Virgínia Alves, in Dinheiro Vivo
Têxtil e construção são dos setores mais afetados pelos baixos salários, mas o fenómeno chega agora aos jovens licenciados.
Agora, os jovens licenciados vieram reforçar as estatísticas das remunerações mais débeis. Sindicalistas e empresários explicam a mudança. Para a CGTP, a existência de salários mínimos entre os trabalhadores altamente qualificados tem a ver com o crescimento do desemprego. O sindicalista Manuel Guerreiro nota que “são muitas as empresas de informática e novas tecnologias que contratam os jovens que saem das universidades, muito bem preparados, e pagam-lhes o salário mínimo, ou por vezes menos, e sem horários”. Pedro Lopes, do Sindicato dos Trabalhadores e Técnicos de Serviços, vai mais longe: “No setor terciário, de serviços, onde não existe contratação coletiva, banalizou-se a chamada prestação de serviços. Isso sucede nas empresas de tecnologias de informação, com programadores, mas também na hotelaria e turismo, onde não há vínculos de trabalho e os ordenados são até inferiores ao salário mínimo nacional”.
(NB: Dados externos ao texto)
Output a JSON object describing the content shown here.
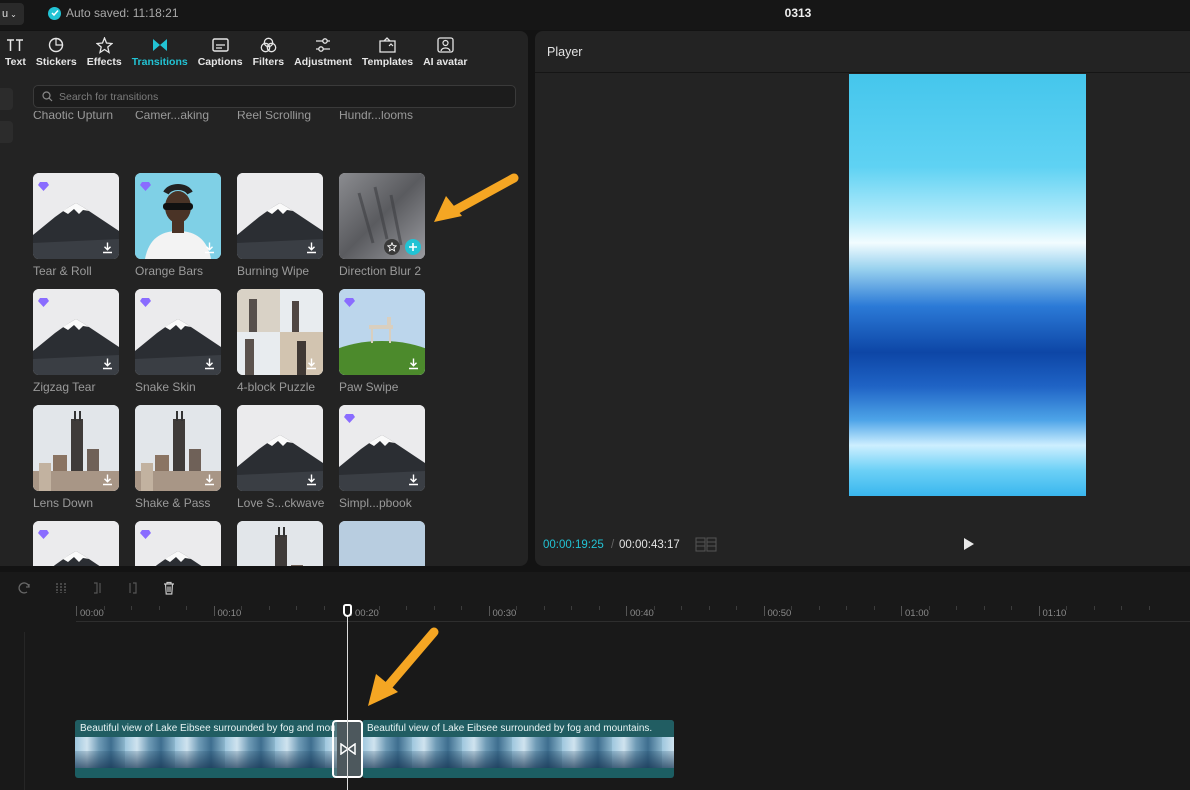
{
  "topbar": {
    "menu_label": "u",
    "autosave_text": "Auto saved: 11:18:21",
    "project_title": "0313"
  },
  "tabs": [
    {
      "label": "Text",
      "icon": "text-icon"
    },
    {
      "label": "Stickers",
      "icon": "sticker-icon"
    },
    {
      "label": "Effects",
      "icon": "effects-star-icon"
    },
    {
      "label": "Transitions",
      "icon": "transition-bowtie-icon",
      "active": true
    },
    {
      "label": "Captions",
      "icon": "captions-icon"
    },
    {
      "label": "Filters",
      "icon": "filters-icon"
    },
    {
      "label": "Adjustment",
      "icon": "adjustment-sliders-icon"
    },
    {
      "label": "Templates",
      "icon": "templates-icon"
    },
    {
      "label": "AI avatar",
      "icon": "ai-avatar-icon"
    }
  ],
  "search": {
    "placeholder": "Search for transitions"
  },
  "transitions": [
    {
      "label": "Chaotic Upturn",
      "thumb": "grass"
    },
    {
      "label": "Camer...aking",
      "thumb": "city-blur"
    },
    {
      "label": "Reel Scrolling",
      "thumb": "building"
    },
    {
      "label": "Hundr...looms",
      "thumb": "lake-house"
    },
    {
      "label": "Tear & Roll",
      "thumb": "mountain",
      "premium": true
    },
    {
      "label": "Orange Bars",
      "thumb": "person",
      "premium": true
    },
    {
      "label": "Burning Wipe",
      "thumb": "mountain"
    },
    {
      "label": "Direction Blur 2",
      "thumb": "blur",
      "hovered": true
    },
    {
      "label": "Zigzag Tear",
      "thumb": "mountain",
      "premium": true
    },
    {
      "label": "Snake Skin",
      "thumb": "mountain",
      "premium": true
    },
    {
      "label": "4-block Puzzle",
      "thumb": "puzzle"
    },
    {
      "label": "Paw Swipe",
      "thumb": "grass-chair",
      "premium": true
    },
    {
      "label": "Lens Down",
      "thumb": "tower"
    },
    {
      "label": "Shake & Pass",
      "thumb": "tower"
    },
    {
      "label": "Love S...ckwave",
      "thumb": "mountain"
    },
    {
      "label": "Simpl...pbook",
      "thumb": "mountain",
      "premium": true
    },
    {
      "label": "",
      "thumb": "mountain",
      "premium": true
    },
    {
      "label": "",
      "thumb": "mountain",
      "premium": true
    },
    {
      "label": "",
      "thumb": "tower"
    },
    {
      "label": "",
      "thumb": "sky"
    }
  ],
  "player": {
    "title": "Player",
    "current_time": "00:00:19:25",
    "separator": "/",
    "total_time": "00:00:43:17"
  },
  "timeline": {
    "ruler": [
      "00:00",
      "00:10",
      "00:20",
      "00:30",
      "00:40",
      "00:50",
      "01:00",
      "01:10"
    ],
    "clips": [
      {
        "title": "Beautiful view of Lake Eibsee surrounded by fog and mou"
      },
      {
        "title": "Beautiful view of Lake Eibsee surrounded by fog and mountains."
      }
    ],
    "track_menu": "..."
  },
  "colors": {
    "accent": "#22c3d4",
    "annotation_arrow": "#f5a623",
    "premium": "#8a6cff"
  }
}
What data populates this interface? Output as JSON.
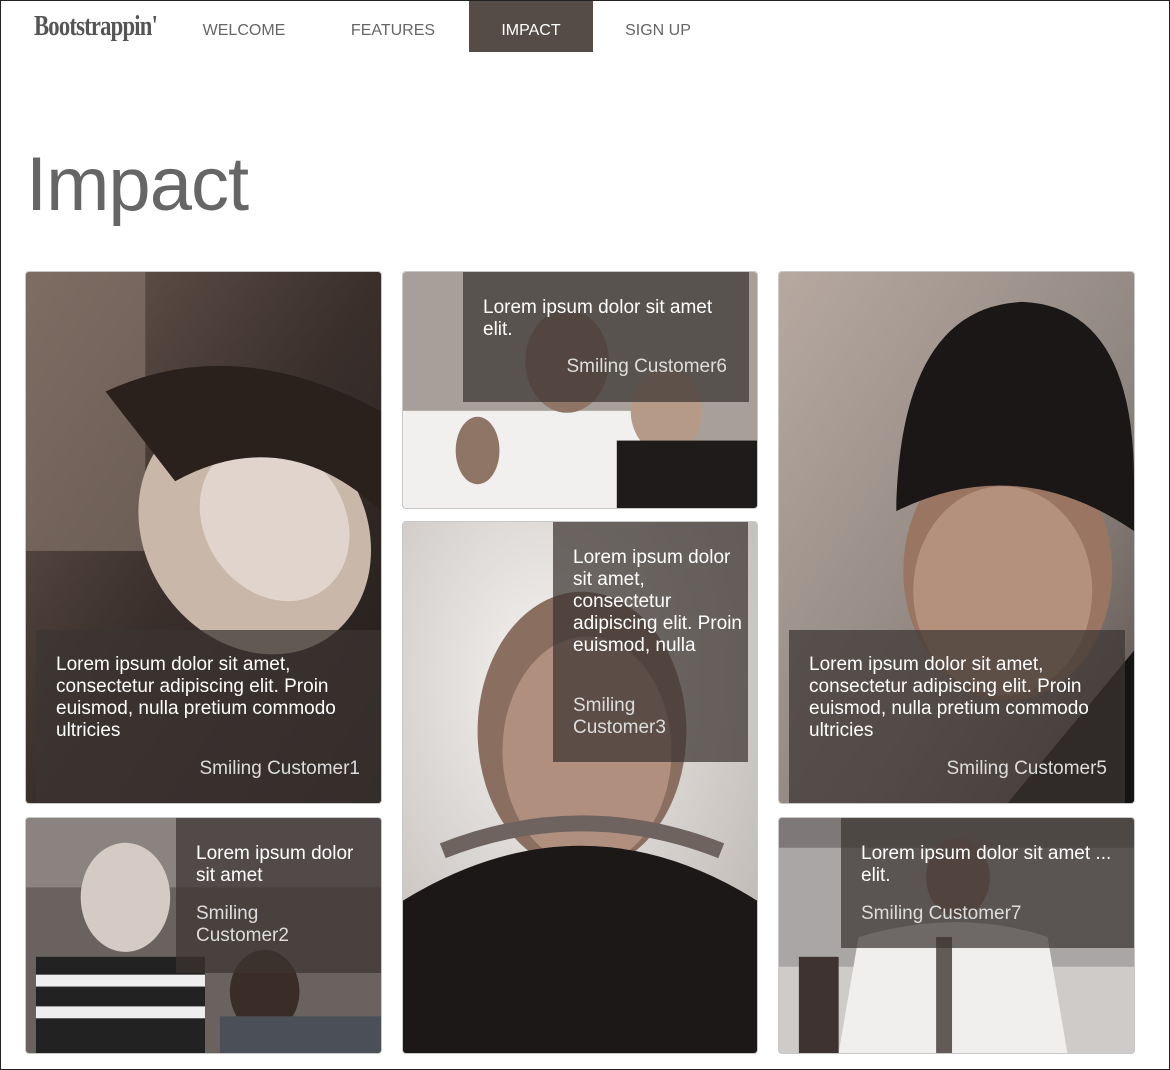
{
  "brand": "Bootstrappin'",
  "nav": [
    {
      "label": "WELCOME",
      "active": false
    },
    {
      "label": "FEATURES",
      "active": false
    },
    {
      "label": "IMPACT",
      "active": true
    },
    {
      "label": "SIGN UP",
      "active": false
    }
  ],
  "page_title": "Impact",
  "cards": [
    {
      "quote": "Lorem ipsum dolor sit amet, consectetur adipiscing elit. Proin euismod, nulla pretium commodo ultricies",
      "customer": "Smiling Customer1"
    },
    {
      "quote": "Lorem ipsum dolor sit amet",
      "customer": "Smiling Customer2"
    },
    {
      "quote": "Lorem ipsum dolor sit amet elit.",
      "customer": "Smiling Customer6"
    },
    {
      "quote": "Lorem ipsum dolor sit amet, consectetur adipiscing elit. Proin euismod, nulla",
      "customer": "Smiling Customer3"
    },
    {
      "quote": "Lorem ipsum dolor sit amet, consectetur adipiscing elit. Proin euismod, nulla pretium commodo ultricies",
      "customer": "Smiling Customer5"
    },
    {
      "quote": "Lorem ipsum dolor sit amet ... elit.",
      "customer": "Smiling Customer7"
    }
  ]
}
Setores tradicionais A par desta nova realidade, os setores tradicionais, como o têxtil e a construção, continuam a ser dos que mais pagam o salário mínimo, como assinala o Banco Central Europeu no seu último boletim, onde dá igualmente conta de que o desemprego real é o dobro dos valores divulgados pelos países da União Europeia. Armando Farias, da CGTP, sublinha que aqueles dois setores “continuam numa política de baixos salários, de mão de obra intensiva e pouco qualificada”. Osvaldo Pinho, do Sindeq-UGT, refere que “o aumento do salário mínimo [de 505 para 530€] vai ter um grande impacto no setor têxtil, que no global pode abranger cerca de 210 mil trabalhadores”. Salienta que, nesta área, há três convenções diferentes: a têxtil, “que abrange cerca de 100 mil trabalhadores, o vestuário, cerca de 70 mil operários, e o têxtil-lar, com cerca de 40 mil trabalhadores. Neste último caso, várias empresas já pagam acima do salário mínimo”. Quanto à construção civil, todos afirmam que é um setor em crise, com elevado desemprego, o que faz baixar os ordenados. Já no calçado, várias empresas pagam acima do salário mínimo, ou então criaram “um sistema de prémios, mensais ou anuais, por objetivos, disponibilidade ou até idade, que valem em média 3 a 4% do salário”, adiantou Osvaldo Pinho. O presidente da APICCAPS, a associação industrial do setor, Fortunato Frederico, já afirmou que o aumento do salário mínimo vai ter impacto no setor, porque algumas empresas estão bem estruturadas e financeiramente saudáveis, mas o tecido empresarial é composto por muitas pequenas empresas, muitas pouco estruturadas, descapitalizadas, sem reservas financeiras”.
Enquanto empresário e presidente da Kyaia, o maior grupo português de calçado, revelou que, na sua empresa, optou por um modelo de prémios no final do ano, em função dos lucros e do desempenho de cada trabalhador. Este ano, o prémio vai oscilar entre 700 e 250 euros. Grande distribuição Algumas empresas da grande distribuição anteciparam-se à subida do salário mínimo e anunciaram que vão fazer aumentos acima do valor de referência. É o caso do Lidl, do Pingo Doce e do El Corte Inglés, que já pagavam acima desse valor e vão aumentar no próximo ano. João Vieira Lopes, presidente da Confederação de Comércio e Serviços, explica que o setor “é muito heterogéneo. Os grandes grupos pagam acima da média, mas representam 10% dos 680 mil trabalhadores”. Acrescenta que “os grossistas pagam cerca de 510€, as empresas quase todas pagam mais e o comércio tradicional paga muito menos”. Mesmo assim, no setor terciário, Vieira Lopes dá como exemplos de baixos salários os serviços de limpeza (com mais de 130 mil trabalhadores), empresas de segurança (com dezenas de milhares de trabalhadores, “embora algumas já tenham melhorado os ordenados”) e ainda a restauração, “essencialmente nas cozinhas”.